Target collapsed by 20.99% to $123.29 on the New York market. The American discount retailer revealed negative forecasts for the end of the year and results below consensus for the third quarter, in contrast to the performance signed yesterday by Walmart. The Minnesota-based firm expects stable comparable sales and earnings per share of between $1.85 and $2.45 in the fourth quarter, where analysts were targeting a 1.64% increase in sales and an EPS of 2 .66 dollars.
Annual EPS is anticipated between 8.3 and 8.9 dollars, below the consensus: 9.5 dollars.
“We maintain our Buy rating given the valuation and the fact that Target’s third quarter revenue was above our forecasts and the revenue outlook appears relatively stable despite the challenges encountered at the level of net income”, indicates Bank of America.
In the third quarter, earnings per share came to $1.85, down 12%, compared to a consensus of $2.3. Net profit fell by 12.1% to 854 million.

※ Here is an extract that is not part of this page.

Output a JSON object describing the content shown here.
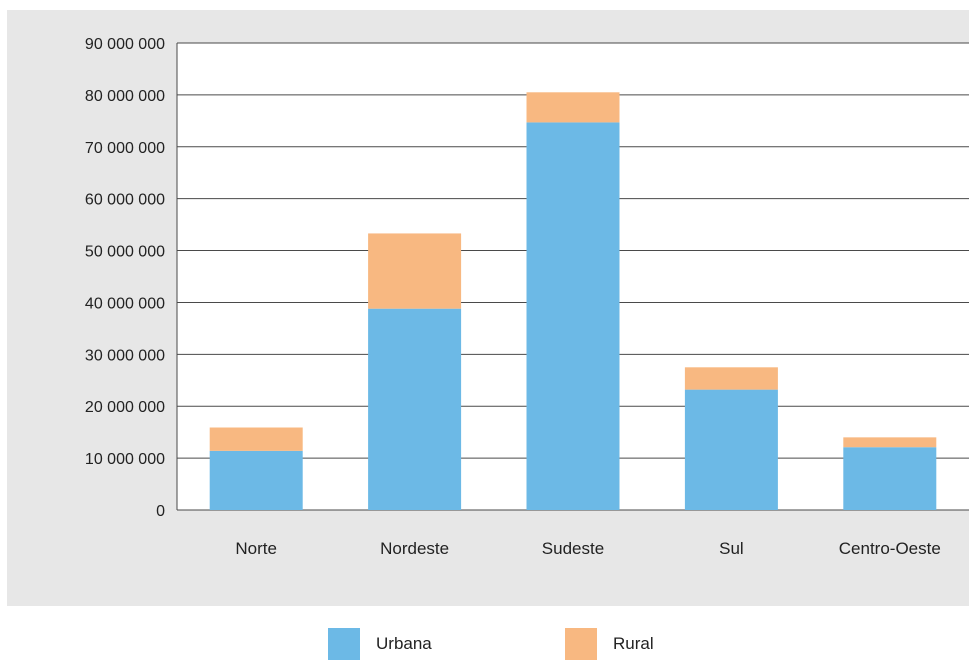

Furthermore, revenues reached $25.7 billion versus the consensus of $25.9 billion while comparable sales increased by 0.3%, compared to the consensus of an increase of 1.4%.
“Our earnings per share fell short of expectations due to weak consumer discretionary trends and multiple cost headwinds, including those unique to the quarter,” said Michael Fiddelke, chief operating officer of Target, which primarily sells non-essential items such as electronics and home decor.